5) Écart Croissant avec Web2

Un effet secondaire de la surconstruction d'infrastructure dans Web3 — sans adoption d'applications — est l'écart croissant d'adoption avec Web2. Des tendances telles que l'IA générative alimentent une nouvelle génération d'applications Web2 et redéfinissent des secteurs comme le SaaS et le mobile.

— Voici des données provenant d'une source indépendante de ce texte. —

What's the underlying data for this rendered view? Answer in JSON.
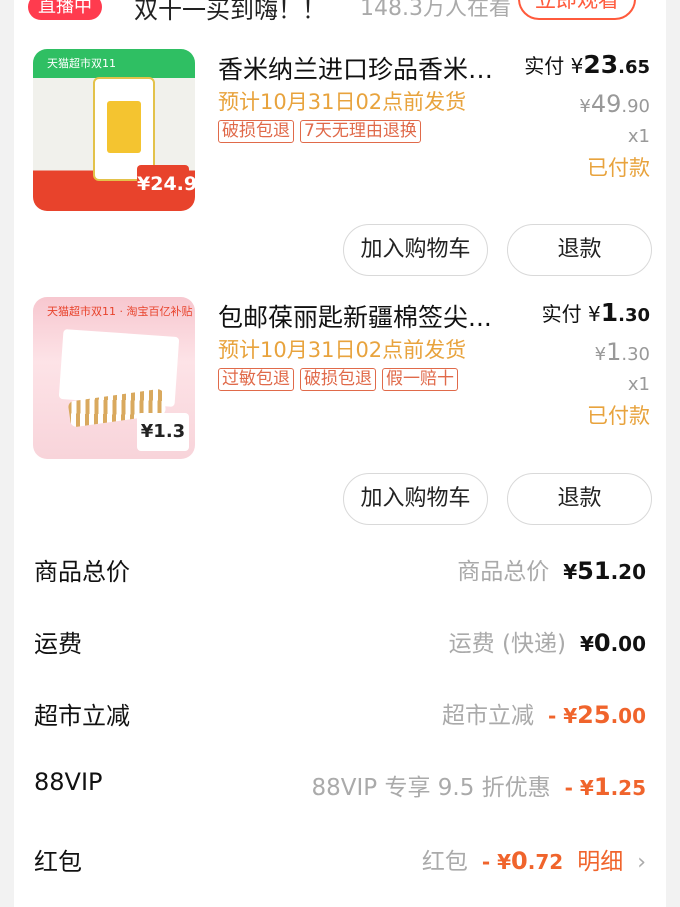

Au lieu de tirer parti de cet élan, la tendance prédominante dans Web3 continue d'être de construire davantage de blockchains.

Mettre Fin au Cercle Vicieux

Le lancement de blockchains L1 et L2 est un business rentable pour les investisseurs et les équipes de développement, mais cela ne se traduit pas nécessairement en avantages à long terme pour l'écosystème Web3. Web3 en est encore à ses débuts, et bien que davantage de blocs de construction d'infrastructure soient certainement nécessaires, la plupart de l'industrie construit actuellement de l'infrastructure sans retour d'information du marché.

Ce retour d'information du marché provient généralement des applications utilisant l'infrastructure — mais ces applications sont largement absentes dans Web3. La plupart de l'utilisation de l'infrastructure Web3 provient d'autres projets d'infrastructure Web3. Nous continuons à construire de l'infrastructure, à lancer des tokens et à lever des capitaux, mais nous volons effectivement à l'aveugle.